We have built a custom NLP pipeline using AWS Comprehend for Japanese language processing because the built-in Genesys NLU does not support Japanese intent classification well enough for our 800-agent environment. The architecture uses the Genesys Bot Connector framework to route utterances to an AWS Lambda function that calls Comprehend and returns the structured intent/slot response.
The Lambda function works perfectly when tested directly - average response time is 800ms. But when called through the Bot Connector, approximately 40% of requests are timing out with a “Bot connector response timeout” error in the Architect flow execution logs.
Our Lambda configuration:
- Runtime: Python 3.12
- Memory: 512MB
- Timeout: 30 seconds
- Region: ap-northeast-1 (Tokyo, same as our GC org)
The Bot Connector integration is configured with the Lambda ARN. The IAM role has the correct lambda:InvokeFunction permission. The successful 60% of calls return in under 2 seconds.
Is there a hidden timeout on the Bot Connector side that is shorter than our Lambda timeout?
Yep, this is the Bot Connector’s internal timeout and it is way shorter than most people expect. The Bot Connector enforces a 3-second hard timeout on the external bot response, regardless of what your Lambda timeout is set to.
Your Lambda averages 800ms but clearly has a tail latency that pushes some calls past the 3-second mark.

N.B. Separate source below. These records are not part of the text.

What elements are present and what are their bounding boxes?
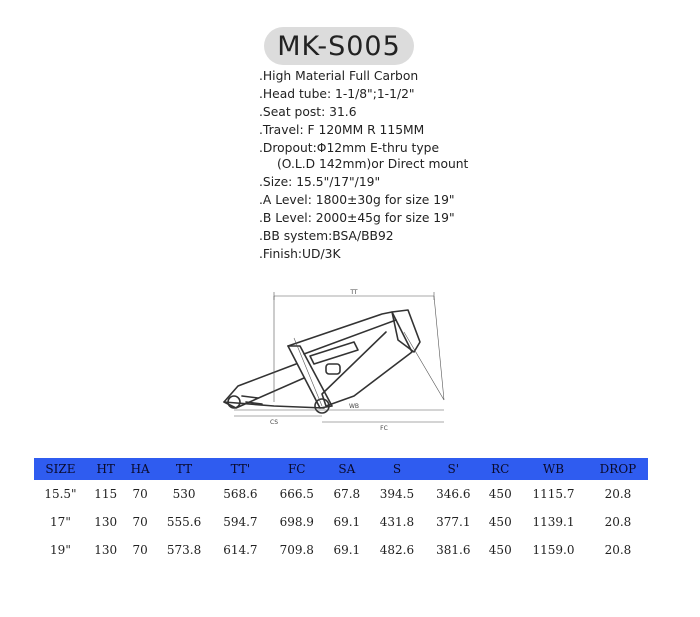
down-tube-shape xyxy=(322,320,412,406)
cell-tt-prime: 594.7 xyxy=(223,515,258,529)
model-title xyxy=(264,27,414,65)
spec-seat-post: .Seat post: 31.6 xyxy=(259,105,357,120)
top-tube-shape xyxy=(288,312,396,354)
head-angle-line xyxy=(404,332,444,400)
header-tt: TT xyxy=(156,458,212,480)
cell-tt: 555.6 xyxy=(166,515,202,529)
cell-fc: 709.8 xyxy=(279,543,314,557)
header-fc: FC xyxy=(269,458,325,480)
cell-size: 15.5" xyxy=(44,487,77,501)
spec-material: .High Material Full Carbon xyxy=(259,69,419,83)
fc-label: FC xyxy=(380,425,388,432)
cell-ha: 70 xyxy=(132,515,148,529)
shock-reservoir-shape xyxy=(326,364,340,374)
cell-ha: 70 xyxy=(132,543,148,557)
cell-drop: 20.8 xyxy=(604,515,632,529)
table-row xyxy=(34,508,648,536)
cell-size: 19" xyxy=(50,543,71,557)
cell-ht: 130 xyxy=(94,515,118,529)
cell-ht: 115 xyxy=(94,487,118,501)
cell-tt-prime: 614.7 xyxy=(223,543,258,557)
cell-sa: 69.1 xyxy=(333,543,361,557)
cell-tt: 573.8 xyxy=(166,543,202,557)
shock-shape xyxy=(310,342,358,364)
cell-fc: 666.5 xyxy=(279,487,314,501)
cell-s: 431.8 xyxy=(379,515,415,529)
spec-bb-system: .BB system:BSA/BB92 xyxy=(259,229,394,244)
spec-dropout: .Dropout:Φ12mm E-thru type xyxy=(259,141,440,156)
table-row xyxy=(34,536,648,564)
cell-tt-prime: 568.6 xyxy=(223,487,258,501)
header-s-prime: S' xyxy=(425,458,481,480)
spec-dropout-detail: (O.L.D 142mm)or Direct mount xyxy=(277,157,469,172)
header-tt-prime: TT' xyxy=(212,458,268,480)
spec-list xyxy=(259,69,559,266)
cell-sa: 67.8 xyxy=(333,487,361,501)
seat-stay-shape xyxy=(224,364,304,408)
spec-travel: .Travel: F 120MM R 115MM xyxy=(259,123,425,138)
cell-wb: 1115.7 xyxy=(532,487,575,501)
tt-label: TT xyxy=(350,289,358,296)
cell-s-prime: 381.6 xyxy=(436,543,471,557)
header-sa: SA xyxy=(325,458,369,480)
cell-wb: 1139.1 xyxy=(532,515,575,529)
model-title-text: MK-S005 xyxy=(277,30,401,62)
spec-b-level: .B Level: 2000±45g for size 19" xyxy=(259,211,455,226)
cell-tt: 530 xyxy=(172,487,196,501)
spec-a-level: .A Level: 1800±30g for size 19" xyxy=(259,193,455,208)
cell-rc: 450 xyxy=(488,487,512,501)
cs-label: CS xyxy=(270,419,278,426)
cell-s-prime: 346.6 xyxy=(436,487,471,501)
cell-wb: 1159.0 xyxy=(532,543,575,557)
cell-rc: 450 xyxy=(488,515,512,529)
spec-head-tube: .Head tube: 1-1/8";1-1/2" xyxy=(259,87,415,102)
table-row xyxy=(34,480,648,508)
cell-s-prime: 377.1 xyxy=(436,515,471,529)
frame-geometry-diagram xyxy=(214,282,464,440)
geometry-table xyxy=(34,458,648,564)
spec-size: .Size: 15.5"/17"/19" xyxy=(259,175,381,190)
cell-drop: 20.8 xyxy=(604,487,632,501)
cell-fc: 698.9 xyxy=(279,515,314,529)
header-rc: RC xyxy=(481,458,519,480)
cell-sa: 69.1 xyxy=(333,515,361,529)
cell-size: 17" xyxy=(50,515,71,529)
header-drop: DROP xyxy=(588,458,648,480)
header-ha: HA xyxy=(124,458,155,480)
table-header-row xyxy=(34,458,648,480)
cell-s: 482.6 xyxy=(379,543,415,557)
header-s: S xyxy=(369,458,425,480)
cell-drop: 20.8 xyxy=(604,543,632,557)
header-size: SIZE xyxy=(34,458,87,480)
head-tube-shape xyxy=(392,310,420,352)
spec-finish: .Finish:UD/3K xyxy=(259,247,341,262)
cell-ht: 130 xyxy=(94,543,118,557)
header-ht: HT xyxy=(87,458,125,480)
frame-outline-line xyxy=(274,296,444,402)
cell-s: 394.5 xyxy=(379,487,415,501)
header-wb: WB xyxy=(519,458,588,480)
wb-label: WB xyxy=(348,403,360,410)
cell-ha: 70 xyxy=(132,487,148,501)
cell-rc: 450 xyxy=(488,543,512,557)
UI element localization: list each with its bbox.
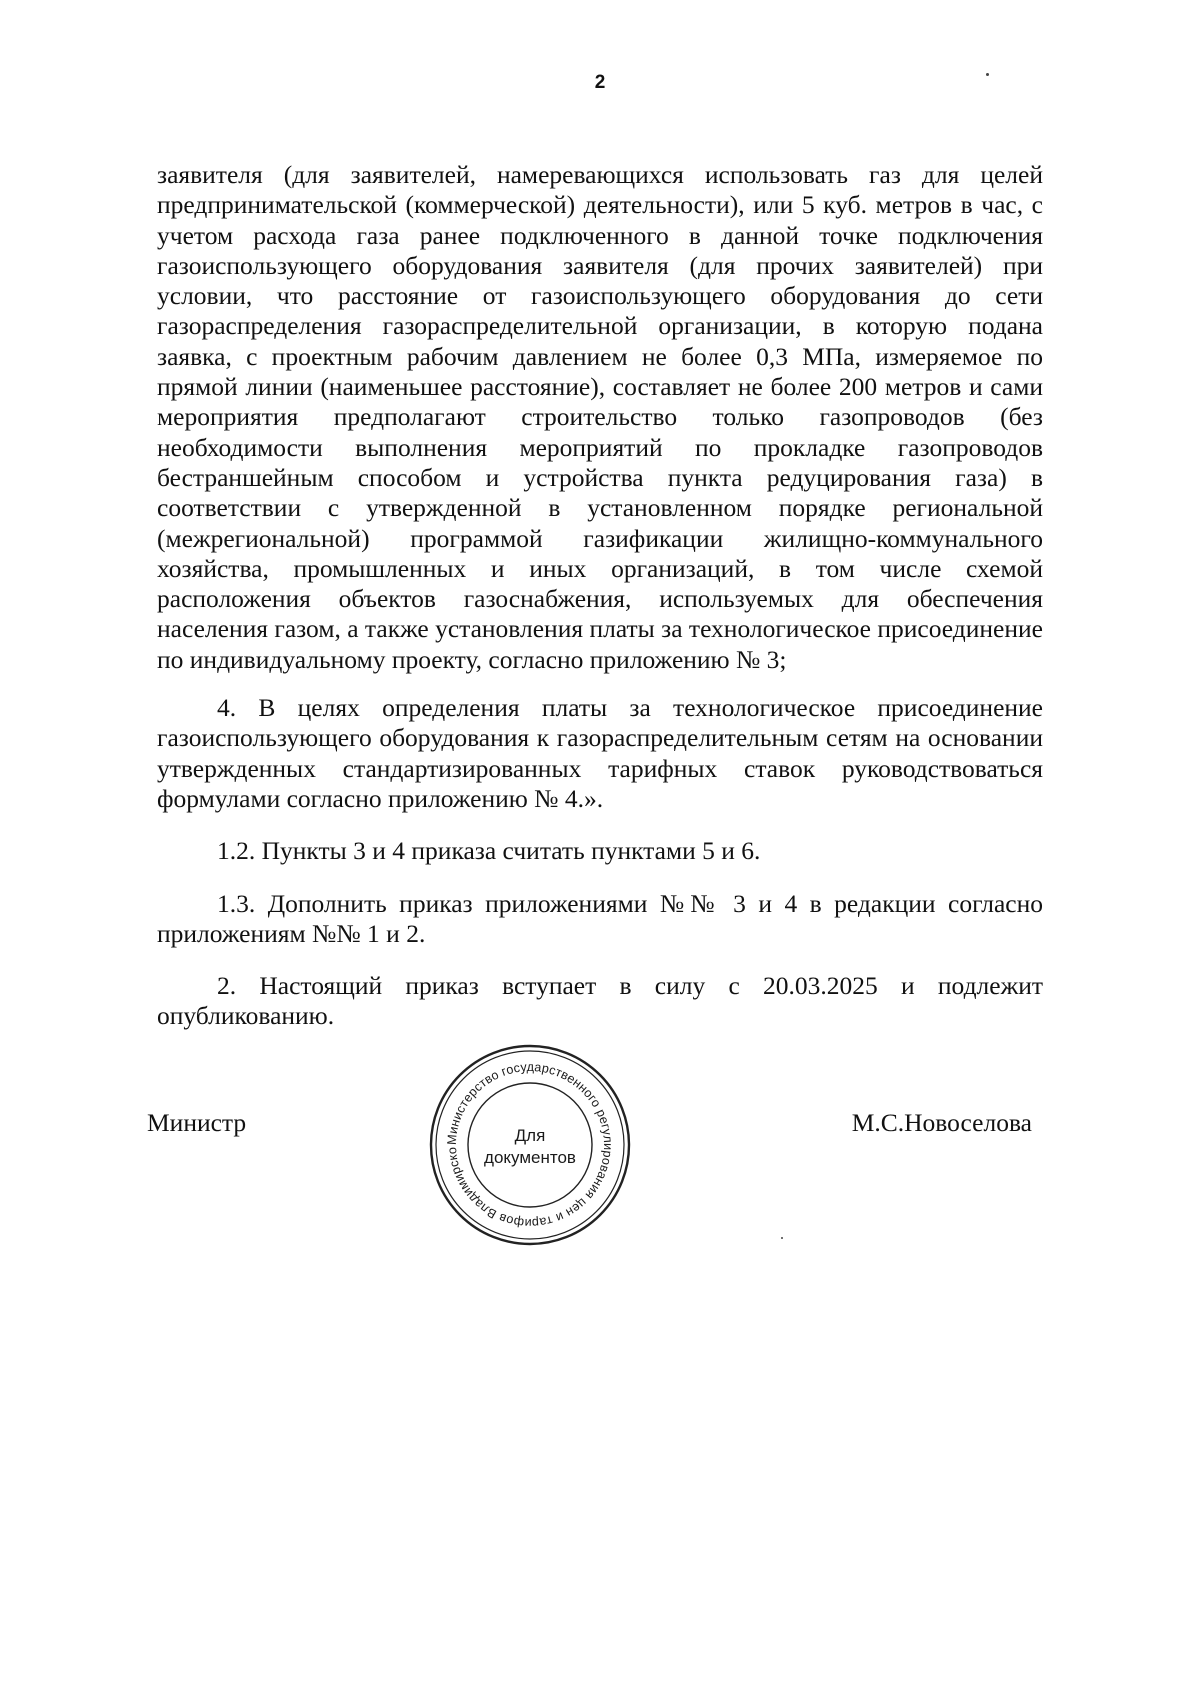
signatory-name: М.С.Новоселова — [851, 1108, 1032, 1137]
stamp-ring-text: Министерство государственного регулирования цен и тарифов Владимирско — [444, 1059, 616, 1231]
paragraph-point-4: 4. В целях определения платы за технологическое присоединение газоиспользующего оборудования к газораспределительным сетям на основании утвержденных стандартизированных тарифных ставок руководствоваться формулами согласно приложению № 4.». — [157, 693, 1043, 813]
stamp-seal-icon — [425, 1040, 635, 1250]
page-number: 2 — [594, 72, 606, 93]
stamp-center-line-2: документов — [484, 1148, 576, 1167]
paragraph-point-2: 2. Настоящий приказ вступает в силу с 20.03.2025 и подлежит опубликованию. — [157, 971, 1043, 1031]
scan-speck — [986, 73, 989, 76]
official-stamp — [425, 1040, 635, 1250]
stamp-center-line-1: Для — [514, 1126, 546, 1145]
paragraph-point-1-2: 1.2. Пункты 3 и 4 приказа считать пунктами 5 и 6. — [217, 836, 761, 866]
signatory-title: Министр — [147, 1108, 247, 1137]
paragraph-point-1-3: 1.3. Дополнить приказ приложениями №№ 3 и 4 в редакции согласно приложениям №№ 1 и 2. — [157, 888, 1043, 948]
signature-block — [0, 1040, 1200, 1280]
document-body — [157, 160, 1043, 1032]
paragraph-continuation: заявителя (для заявителей, намеревающихся использовать газ для целей предпринимательской (коммерческой) деятельности), или 5 куб. метров в час, с учетом расхода газа ранее подключенного в данной точке подключения газоиспользующего оборудования заявителя (для прочих заявителей) при условии, что расстояние от газоиспользующего оборудования до сети газораспределения газораспределительной организации, в которую подана заявка, с проектным рабочим давлением не более 0,3 МПа, измеряемое по прямой линии (наименьшее расстояние), составляет не более 200 метров и сами мероприятия предполагают строительство только газопроводов (без необходимости выполнения мероприятий по прокладке газопроводов бестраншейным способом и устройства пункта редуцирования газа) в соответствии с утвержденной в установленном порядке региональной (межрегиональной) программой газификации жилищно-коммунального хозяйства, промышленных и иных организаций, в том числе схемой расположения объектов газоснабжения, используемых для обеспечения населения газом, а также установления платы за технологическое присоединение по индивидуальному проекту, согласно приложению № 3; — [157, 160, 1043, 674]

Cold starts on Python 3.12 Lambdas in ap-northeast-1 can add 1.5-2.5 seconds on the first invocation, which puts you right at or beyond the 3-second cutoff.
Two fixes:
-
Eliminate cold starts. Enable Provisioned Concurrency on your Lambda with a minimum of 5 instances. This keeps warm execution environments ready and eliminates the cold start penalty entirely. The cost for 5 provisioned instances in ap-northeast-1 is roughly $15/month.
-
Reduce payload size. The Bot Connector serializes the full conversation context (all previous turns) in the request payload. For long conversations with 10+ turns, this payload can be 50KB+, which adds serialization overhead. In your Lambda handler, only parse the currentInput field and ignore the conversation history if you do not need it for context.
The 3-second timeout is not configurable. Genesys has stated it will not increase it because the timeout protects the overall flow execution SLA.
Adding to the cold start mitigation - if Provisioned Concurrency cost is concern, there is alternative approach we use in our German environment.
We set up CloudWatch Events rule that invokes the Lambda every 5 minutes with a warm-up payload. The Lambda handler detects the warm-up event and returns immediately without calling Comprehend:
def handler(event, context):
if event.get('source') == 'aws.events':
return {'statusCode': 200, 'body': 'warm'}
# Normal Bot Connector processing
utterance = event['currentInput']['text']
# ... Comprehend call ...
This is not as reliable as Provisioned Concurrency because AWS can still recycle the execution environment between pings, but it reduced our cold start rate from 40% to under 5% at zero additional cost.
Also important from GDPR perspective: if you are processing customer utterances through AWS Comprehend, ensure your Comprehend endpoint is in same region as your GC org and that your Data Processing Agreement with AWS covers the NLP processing. Customer utterances sent to Comprehend contain PII that falls under Article 28 processor obligations.